Titular Director of Art
Gianluigi Colin's focus has been on the dialogue between images and words, art and work. At the core of his work is the media system, history in real time, and the power of memory. Bruno Corà has said of Colin, “Gianluigi Colin’s work is one of the most linguistically original visual propositions on the contemporary art scene today, as it formally manifests itself and confronts a reality of the everyday, of the transitory, of the unstable, that is to say, with what of life and the facts that occur in it, translated into media communication, is overshadowed by disappearing from memory with an unprecedented speed, never before perceived."
Of his art, "I have always thought about the responsibility of the artist in relation to history,” stated Colin, “as a symbol of a looming, disturbing, and threatening oblivion. A sense of constant indifference and forgetfulness that unfortunately belongs to the historical moment we live in. My works address an inner space, but they speak about a collective dimension.” Colin spent over four decades at publisher Corriere della Sera, where he worked as the art director, and he played a key role in founding the cultural supplement "La Lettura," for which he worked as cover editor.
"No News Good News" is the ironically-titled monograph of his work published in 2017 by Rizzoli, which unpacks and deconstructs his many years of professional involvement in news media. Beginning with a stitched, multi-photo photograph of what appears to be his office - his working environment - Colin labors as an image worker concerned not so much with artistic sensation, as with communication and with meaning. The title of the first chapter "Manufacturing the Present" is a sign of his political and economic sympathies.
Colin's contribution to art is in taking the aesthetic of graphic design to the next level. It is Western propaganda -that which corresponds in the Communist East to Social Realist propaganda. The virtues of success and the capitalist system are reinforced at every turn of the page. This is history as work-in-progress. Nothing is final. All is in flux. There is to be no end of the world. Everything is a news update. It is the pneumatic inflation of reality that keeps it afloat, keeps it going, keeps the ball rolling.
When the logo of a corporation is its identity, selecting exactly the right colors for publication is critical to successful page design. It differs from the way painters select colors in the nomenclature of color identification. In design, a specific red doesn't have a name - like apple-red or fire engine red - but a number - a code - as specific as a telephone number or street address. In this creative environment getting the color just right is as critical as reporting a verbal quote correctly. In the same vein, lettering typeface styles, "fonts," are as distinct - and identifiable - as the faces of well-known public figures. It is all part of the trade in iconicity.

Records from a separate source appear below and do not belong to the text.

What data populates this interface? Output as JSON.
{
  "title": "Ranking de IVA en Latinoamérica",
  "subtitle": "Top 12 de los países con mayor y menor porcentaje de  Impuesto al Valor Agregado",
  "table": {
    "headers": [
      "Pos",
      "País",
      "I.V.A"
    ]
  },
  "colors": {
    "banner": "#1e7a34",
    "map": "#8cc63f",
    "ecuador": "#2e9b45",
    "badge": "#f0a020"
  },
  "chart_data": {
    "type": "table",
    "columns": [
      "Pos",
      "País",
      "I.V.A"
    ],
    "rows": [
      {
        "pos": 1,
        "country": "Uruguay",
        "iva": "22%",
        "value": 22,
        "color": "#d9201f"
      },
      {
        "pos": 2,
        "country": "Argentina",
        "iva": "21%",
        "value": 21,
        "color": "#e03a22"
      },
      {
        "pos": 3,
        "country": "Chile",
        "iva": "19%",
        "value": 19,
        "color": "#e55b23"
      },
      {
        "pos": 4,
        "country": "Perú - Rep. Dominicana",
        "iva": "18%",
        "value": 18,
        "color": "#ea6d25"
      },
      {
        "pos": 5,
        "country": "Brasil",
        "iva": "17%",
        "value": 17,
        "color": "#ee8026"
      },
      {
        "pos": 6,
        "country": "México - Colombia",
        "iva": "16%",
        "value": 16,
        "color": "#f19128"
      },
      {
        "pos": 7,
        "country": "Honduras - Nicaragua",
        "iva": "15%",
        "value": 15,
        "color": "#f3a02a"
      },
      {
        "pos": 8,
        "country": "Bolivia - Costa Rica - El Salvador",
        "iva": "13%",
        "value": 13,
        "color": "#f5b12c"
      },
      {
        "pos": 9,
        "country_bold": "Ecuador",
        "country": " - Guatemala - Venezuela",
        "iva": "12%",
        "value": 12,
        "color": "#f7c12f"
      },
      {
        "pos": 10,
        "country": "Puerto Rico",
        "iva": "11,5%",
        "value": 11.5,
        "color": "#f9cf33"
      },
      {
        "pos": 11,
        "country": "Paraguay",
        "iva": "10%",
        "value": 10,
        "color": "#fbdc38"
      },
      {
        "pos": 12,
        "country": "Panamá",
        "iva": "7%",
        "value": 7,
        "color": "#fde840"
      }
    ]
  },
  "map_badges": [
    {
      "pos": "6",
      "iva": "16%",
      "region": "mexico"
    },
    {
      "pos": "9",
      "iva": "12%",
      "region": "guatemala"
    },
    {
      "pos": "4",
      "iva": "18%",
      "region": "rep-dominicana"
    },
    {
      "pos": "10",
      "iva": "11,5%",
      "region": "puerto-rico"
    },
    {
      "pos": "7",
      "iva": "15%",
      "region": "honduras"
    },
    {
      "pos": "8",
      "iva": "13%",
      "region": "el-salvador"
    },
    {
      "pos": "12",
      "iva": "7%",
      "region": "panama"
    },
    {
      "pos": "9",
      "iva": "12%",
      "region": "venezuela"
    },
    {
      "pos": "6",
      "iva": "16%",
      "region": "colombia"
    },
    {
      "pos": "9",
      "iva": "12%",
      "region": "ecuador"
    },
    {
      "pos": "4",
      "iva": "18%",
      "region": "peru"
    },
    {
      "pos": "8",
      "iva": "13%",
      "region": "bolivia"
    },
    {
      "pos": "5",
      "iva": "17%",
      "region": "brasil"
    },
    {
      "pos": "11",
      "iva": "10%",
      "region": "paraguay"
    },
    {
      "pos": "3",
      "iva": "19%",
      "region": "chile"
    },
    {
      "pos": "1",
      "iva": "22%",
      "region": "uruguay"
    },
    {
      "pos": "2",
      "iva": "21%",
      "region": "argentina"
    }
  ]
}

Have you ever wished for a strictly text-only transcript of the news? The panoply of images are, at best distracting, and often irrelevant - window dressing - on the typical media page -but that's because the news is intended to be entertainment. Look, here is a hand-drawn cartoon of what appears to be a labor confrontation with authorities. Soldiers are shooting at what appear to be striking workers -as the reader searches in vain for an amusing caption. A tragic encounter is rendered comical. The artwork, however is very professional editorial illustration. Bravo.
And the photographs. There is seen an endless stream of Pulitzer Prize-winning images, each culled from thousands rejected, with each vying with the rest to be the one. Photo of the year. As art director, Gianluigi Colin has personally authorized and signed-off on many, many such iconic images for publication. He deserves credit for their effectiveness. Another image in the style of Andy Warhol -this time, of a rose; yet another reprinting of the child laying face down (probably dead), watch-out, there's an assault rifle, and a photograph of a man's face, the top part of the photograph's head and face ripped-away, and another (again!) of a woman crying for grief, and yet another re-printing of the iconic face of John F Kennedy, and (of course), one of Marilyn Monroe, and on another, a page from a novel in Arabic; here's the CEO of a major American corporation ... Obama ... Texas ... $$$ ... the roll of cliches is never-ending.
In the section of No News Good News, captioned "Mythographies," Colin's methods are compared to Roland Barths's studies on modern myths. Not mythology, as such, but dealing with myths as memes. Recall during the Second Gulf War counter-insurgent military forces were issued decks of cards with enemy images, and on the reverse side were printed their names -for positive identification - if captured (or killed). It was a technique adapted from mass media, the celebrity-ization of targeted "bad guys." The irony was not lost on anyone concerned, least of all combatants, while at the same time reported paradoxically by news media. The publishing powerhouse art director now feels the pangs of conscience for perceived complicity.
It is a litany of what one may call Colin's “cross to bear.” One cannot but ask, is it worth it, the being in the midst of things - the involvement - for the feeling of engagement? The section named "The Wall" says it thus: "The artist continues to dip into the infinite arsenal of small or grand events that comprise everyday life. He follows the news and represents it through continuous re-inventions. He tears, recomposes, and renders illegible the sources he uses...writing traces of communications, the cry of time..." Media is as if a bas relief in motion, like marble fragments broken from the Roman forum, timeless, unchangeable, while only the observers, the readers, come-and-go and, moving on, turn the page.